• ısparta'da yaşayan teyze.

    melahat peker.

    geçen yıl dut ağacı dikiyor kaldırıma. gelen geçen, çocuklar yesin diye. komşular rahatsız olunca da belediyeye şikayet ediyorlar. belediye kesiyor ağacı.

    melahat teyze de ağacı kucaklıyor sofra bezine sararak, belediye binasına gidip hesabını soruyor.
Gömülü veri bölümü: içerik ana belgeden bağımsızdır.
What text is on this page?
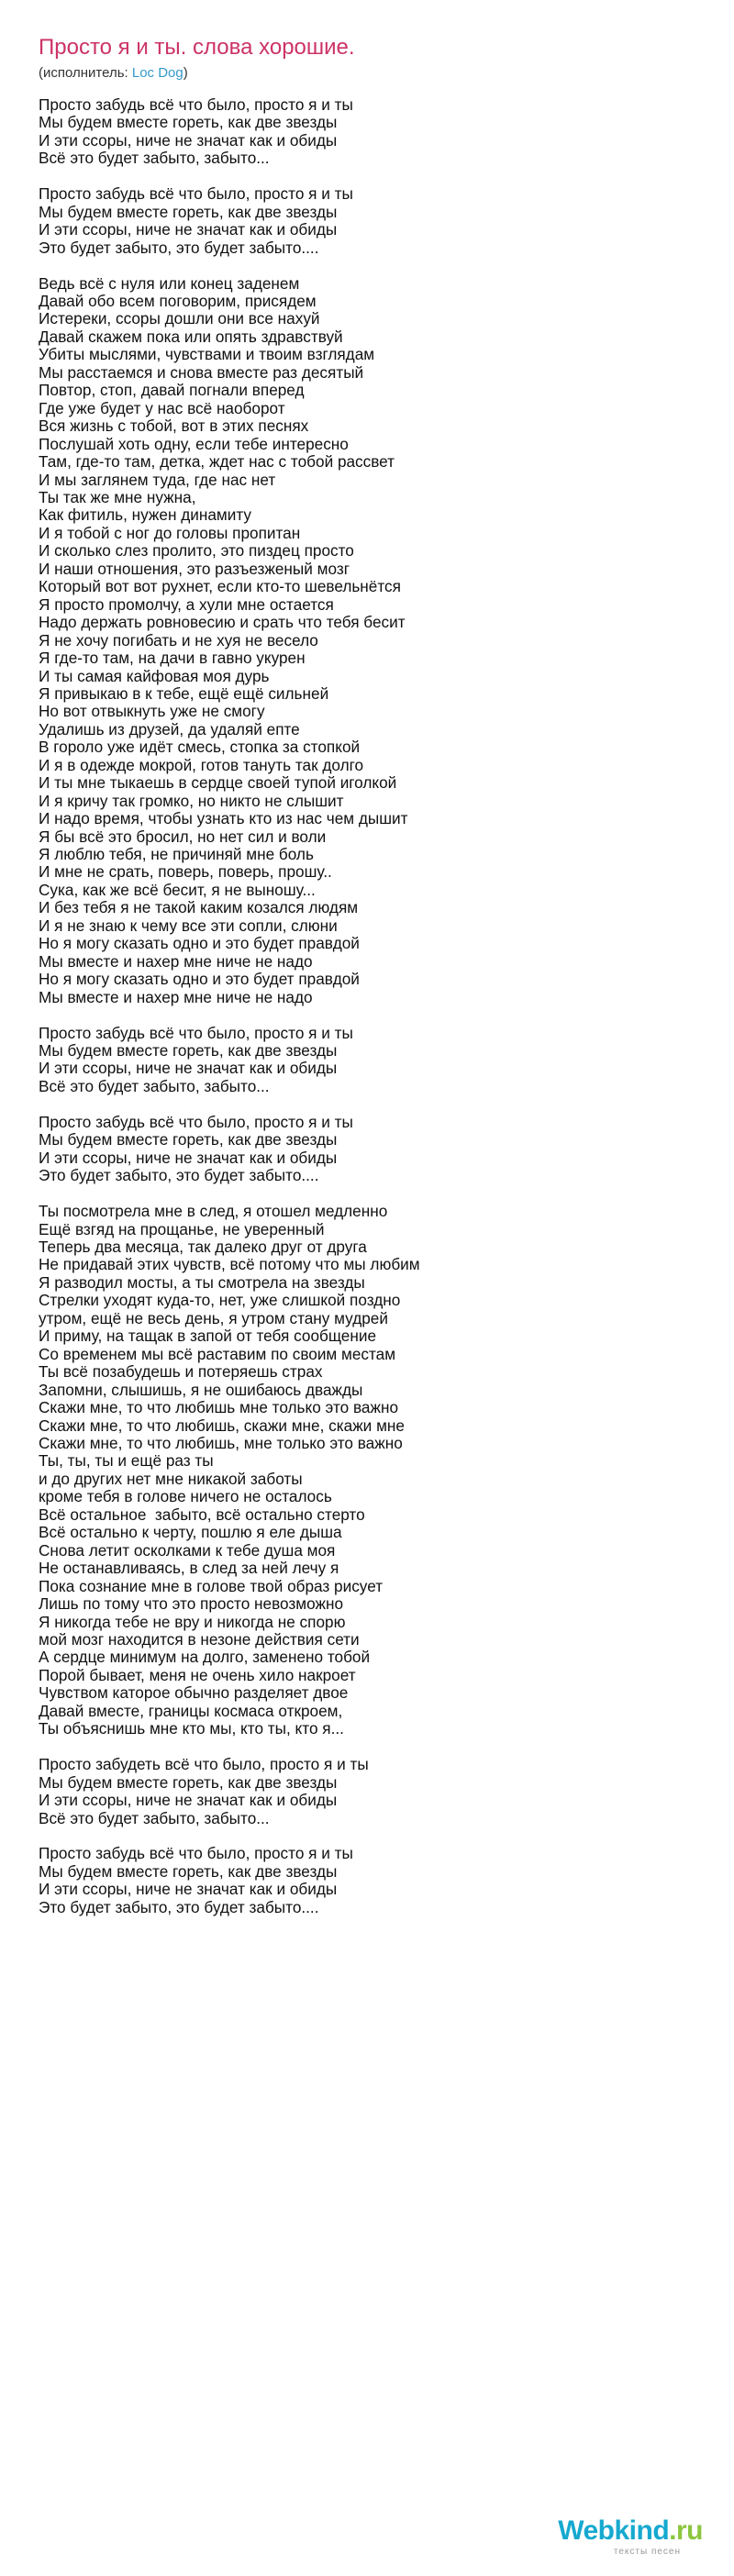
Просто я и ты. слова хорошие.
(исполнитель: Loc Dog)
Просто забудь всё что было, просто я и ты
Мы будем вместе гореть, как две звезды
И эти ссоры, ниче не значат как и обиды
Всё это будет забыто, забыто...

Просто забудь всё что было, просто я и ты
Мы будем вместе гореть, как две звезды
И эти ссоры, ниче не значат как и обиды
Это будет забыто, это будет забыто....

Ведь всё с нуля или конец заденем
Давай обо всем поговорим, присядем
Истереки, ссоры дошли они все нахуй
Давай скажем пока или опять здравствуй
Убиты мыслями, чувствами и твоим взглядам
Мы расстаемся и снова вместе раз десятый
Повтор, стоп, давай погнали вперед
Где уже будет у нас всё наоборот
Вся жизнь с тобой, вот в этих песнях
Послушай хоть одну, если тебе интересно
Там, где-то там, детка, ждет нас с тобой рассвет
И мы заглянем туда, где нас нет
Ты так же мне нужна,
Как фитиль, нужен динамиту
И я тобой с ног до головы пропитан
И сколько слез пролито, это пиздец просто
И наши отношения, это разъезженый мозг
Который вот вот рухнет, если кто-то шевельнётся
Я просто промолчу, а хули мне остается
Надо держать ровновесию и срать что тебя бесит
Я не хочу погибать и не хуя не весело
Я где-то там, на дачи в гавно укурен
И ты самая кайфовая моя дурь
Я привыкаю в к тебе, ещё ещё сильней
Но вот отвыкнуть уже не смогу
Удалишь из друзей, да удаляй епте
В гороло уже идёт смесь, стопка за стопкой
И я в одежде мокрой, готов тануть так долго
И ты мне тыкаешь в сердце своей тупой иголкой
И я кричу так громко, но никто не слышит
И надо время, чтобы узнать кто из нас чем дышит
Я бы всё это бросил, но нет сил и воли
Я люблю тебя, не причиняй мне боль
И мне не срать, поверь, поверь, прошу..
Сука, как же всё бесит, я не выношу...
И без тебя я не такой каким козался людям
И я не знаю к чему все эти сопли, слюни
Но я могу сказать одно и это будет правдой
Мы вместе и нахер мне ниче не надо
Но я могу сказать одно и это будет правдой
Мы вместе и нахер мне ниче не надо

Просто забудь всё что было, просто я и ты
Мы будем вместе гореть, как две звезды
И эти ссоры, ниче не значат как и обиды
Всё это будет забыто, забыто...

Просто забудь всё что было, просто я и ты
Мы будем вместе гореть, как две звезды
И эти ссоры, ниче не значат как и обиды
Это будет забыто, это будет забыто....

Ты посмотрела мне в след, я отошел медленно
Ещё взгяд на прощанье, не уверенный
Теперь два месяца, так далеко друг от друга
Не придавай этих чувств, всё потому что мы любим
Я разводил мосты, а ты смотрела на звезды
Стрелки уходят куда-то, нет, уже слишкой поздно
утром, ещё не весь день, я утром стану мудрей
И приму, на тащак в запой от тебя сообщение
Со временем мы всё раставим по своим местам
Ты всё позабудешь и потеряешь страх
Запомни, слышишь, я не ошибаюсь дважды
Скажи мне, то что любишь мне только это важно
Скажи мне, то что любишь, скажи мне, скажи мне
Скажи мне, то что любишь, мне только это важно
Ты, ты, ты и ещё раз ты
и до других нет мне никакой заботы
кроме тебя в голове ничего не осталось
Всё остальное  забыто, всё остально стерто
Всё остально к черту, пошлю я еле дыша
Снова летит осколками к тебе душа моя
Не останавливаясь, в след за ней лечу я
Пока сознание мне в голове твой образ рисует
Лишь по тому что это просто невозможно
Я никогда тебе не вру и никогда не спорю
мой мозг находится в незоне действия сети
А сердце минимум на долго, заменено тобой
Порой бывает, меня не очень хило накроет
Чувством каторое обычно разделяет двое
Давай вместе, границы космаса откроем,
Ты объяснишь мне кто мы, кто ты, кто я...

Просто забудеть всё что было, просто я и ты
Мы будем вместе гореть, как две звезды
И эти ссоры, ниче не значат как и обиды
Всё это будет забыто, забыто...

Просто забудь всё что было, просто я и ты
Мы будем вместе гореть, как две звезды
И эти ссоры, ниче не значат как и обиды
Это будет забыто, это будет забыто....
Webkind.ru
тексты песен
    "çocuğum gibi baktım ben o ağaca, bir ağacı sığdıramadılar. şurada yeşillik olsun, gelen geçen, çoluk çocuk yesin diye dikmiştim. kime ne zararı vardı, belediye kendisi kaldırımlara ağaç dikmiyor mu?"
  • elleri öpülesi teyzedir.
    (bkz: helal olsun)
  • (bkz: devlet benim) diyen ayse teyze gibi teyzemizdir. eger bu teyzelerden daha çok olsaydı su an bambaska bir diyarda yasıyor olabilirdik. ataerkil toplum yapısına ragmen, sürekli kadınlarımız bu toplum ugruna bir seyler yapmaya çalısıyor. kadınlarımız toplumu, yarattıgı dinamizm sayesinde, bir yerlere götürüyor. yoksa kahvede aksama kadar okey oynayan, dısardan üniversite okumaya gelmis kızların orasına burasına bakmaya çalısan kasaba dayıları degil.
  • bir takım çıkar gruplarına avanta sağlamak için vatandaşın parasıyla yıkıp yıkıp iki günde bir kaldırım yapan belediyenin zoruna gitmiş hadisedir. bu kadar çok odunun ağaç sevmemesi de ayrıca enteresan. şu ülkede insan olmak gerçekten ek mesai gerektiriyor.
  • izlerken içim titredi.
  • ah be melahat teyze.. kıyamam o güzel kalbine..

    " kim kestiyse bu ağaç kadar ömrü olmasın"
  • nedense "kapitalizm gölgesini satamadığı ağacı keser." sözünü aklıma getirdi.
    hesap soran, hakkını arayan her insan kutsaldır benim için. hele bir kadınsa bin kat kutsaldır.
  • ekşi'de gündem olmamasına şaşırdım öncelikle.

    canım teyzem. o güzel kalbinden, ellerinden öpüyorum. bitkileri geçtim, hayvanlara hatta ve hatta kadınlara, çocuklara zulmedilen şu dönemde bu insani tepkin gözlerimi yaşarttı. iyi ki varsın teyzem.

    bir gün iyiler kazanacak. inanıyorum.